La Iglesia ha cambiado mi vida y la de mis seres queridos. He sentido el Espíritu en muchas ocasiones. El estudio de las Escrituras y de los artículos que escriben nuestros profetas y líderes me han ayudado sobremanera. Un artículo muy útil fue “Todo tiene su tiempo” (octubre de 2003), por el élder Dallin H. Oaks, del Quórum de los Doce Apóstoles. Confío plenamente en el Señor y sé que todo tiene su tiempo. Deseo agradecer al élder Oaks ese artículo que me ayudó mucho y que fortaleció mi testimonio del Señor Jesucristo.

Víctor Santana Arias, República Dominicana

Joyas de arte visual

Mi esposo y yo deseamos agradecerles la gran variedad de hermosas fotografías que nos hemos acostumbrado a ver en la revista Liahona y en especial felicitarles por las bellas imágenes en blanco y negro en los ejemplares de las conferencias. Agradecemos mucho a los hábiles fotógrafos que hacen posible estas verdaderas joyas de arte visual.

Qué agradecidos nos sentimos de tener ojos para verlas y para leer el contenido de esta magnífica revista en nuestro propio idioma cada mes. ¡Gracias!

Carmen T. De Ruscitti, Venezuela

El deseo de predicar el Evangelio invade mi alma

Al prepararme para cumplir una misión de tiempo completo, estudio materiales inspiradores, entre ellos la revista Liahona. Deseo expresar mi gratitud por el ejemplar de febrero de 2005 y en especial por el bello artículo del élder y de la hermana Christensen: “Siete lecciones sobre cómo compartir el Evangelio”. Me inspiró e incrementó mi deseo de predicar el Evangelio.
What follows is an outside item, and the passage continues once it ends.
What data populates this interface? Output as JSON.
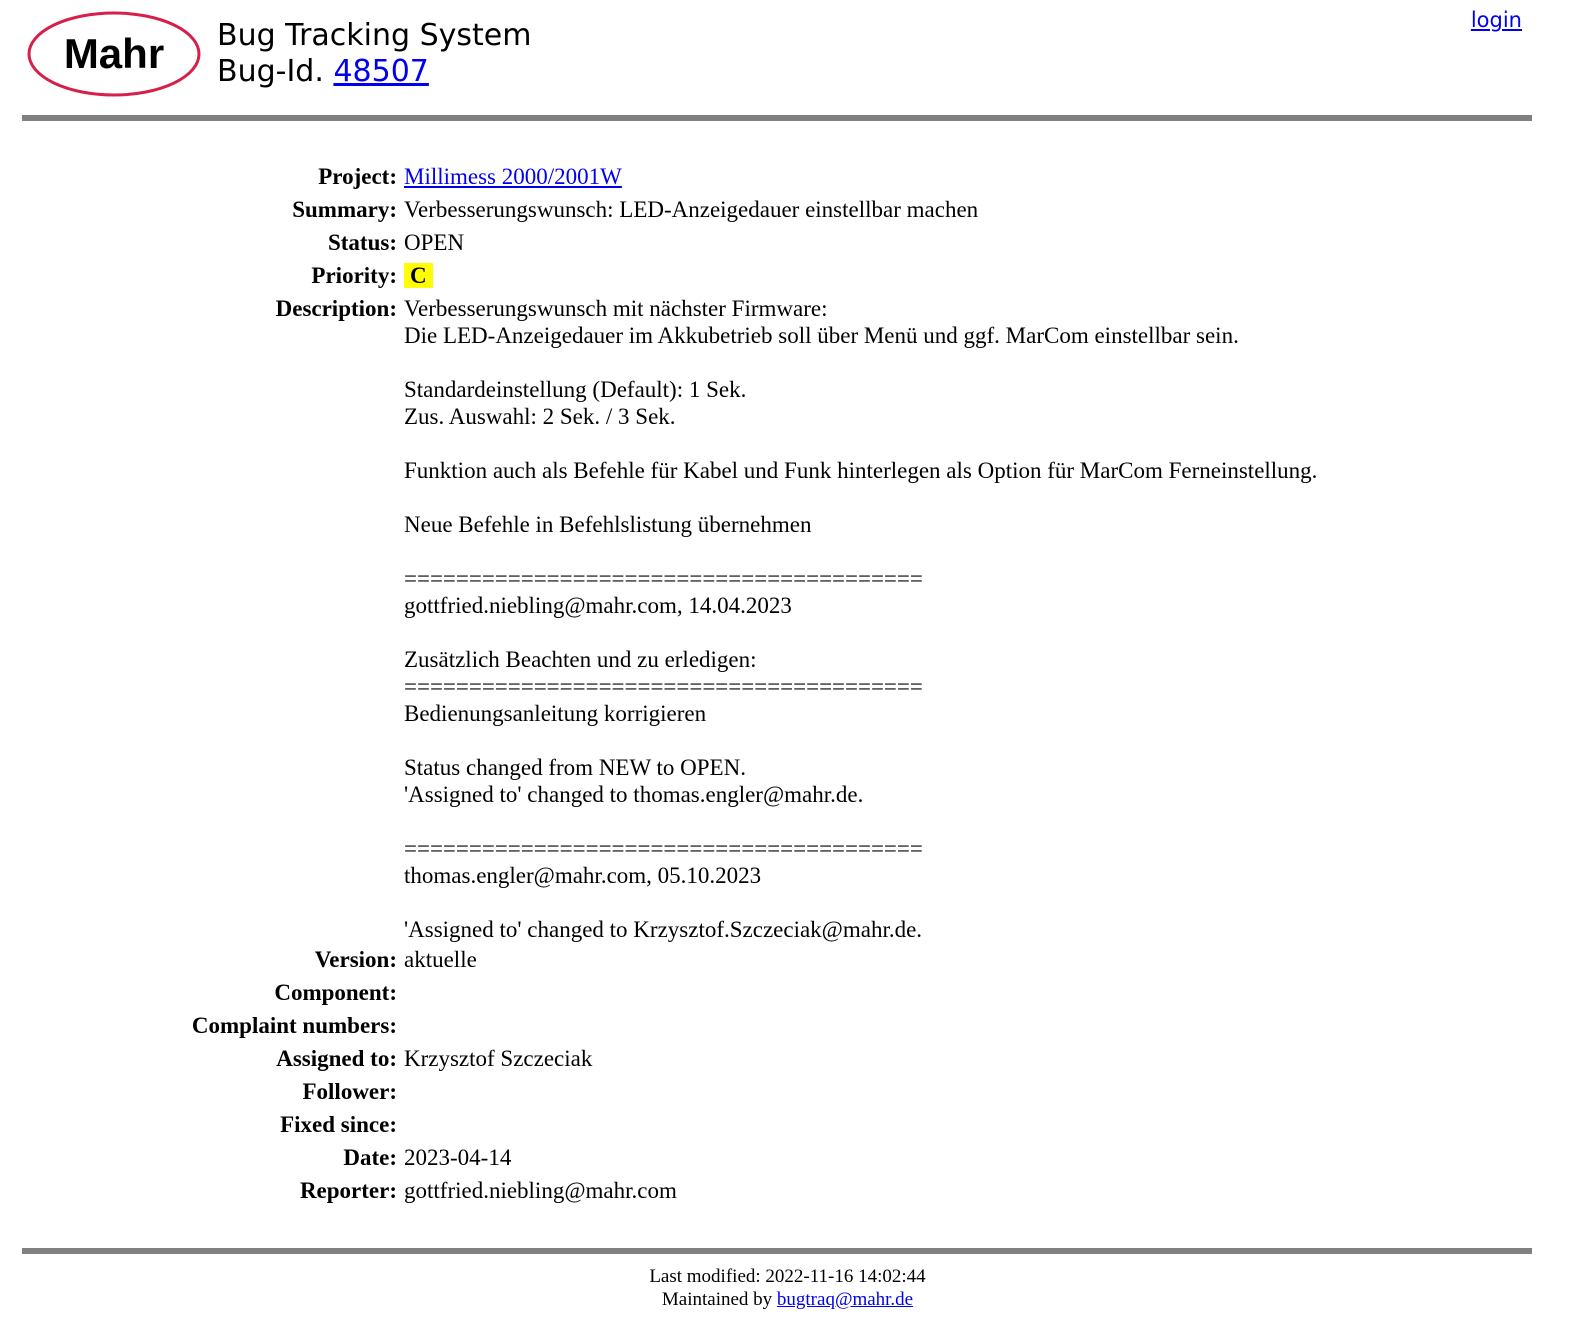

Al pensar sobre el artículo, comprendí mejor lo importante que es esta obra. El deseo de predicar el Evangelio invade mi alma.

Iranilson Leite Machado, Brasil

Nos llena de rectitud

¡Deseo agradecerles esta maravillosa revista! Tenemos muy poco material de la Iglesia en ruso, por lo que cada ejemplar de la revista Liahona nos llena de rectitud durante largo tiempo. Agradezco también la sección de Preguntas y respuestas. Éstas son exactamente las mismas preguntas que les preocupan a nuestros jóvenes.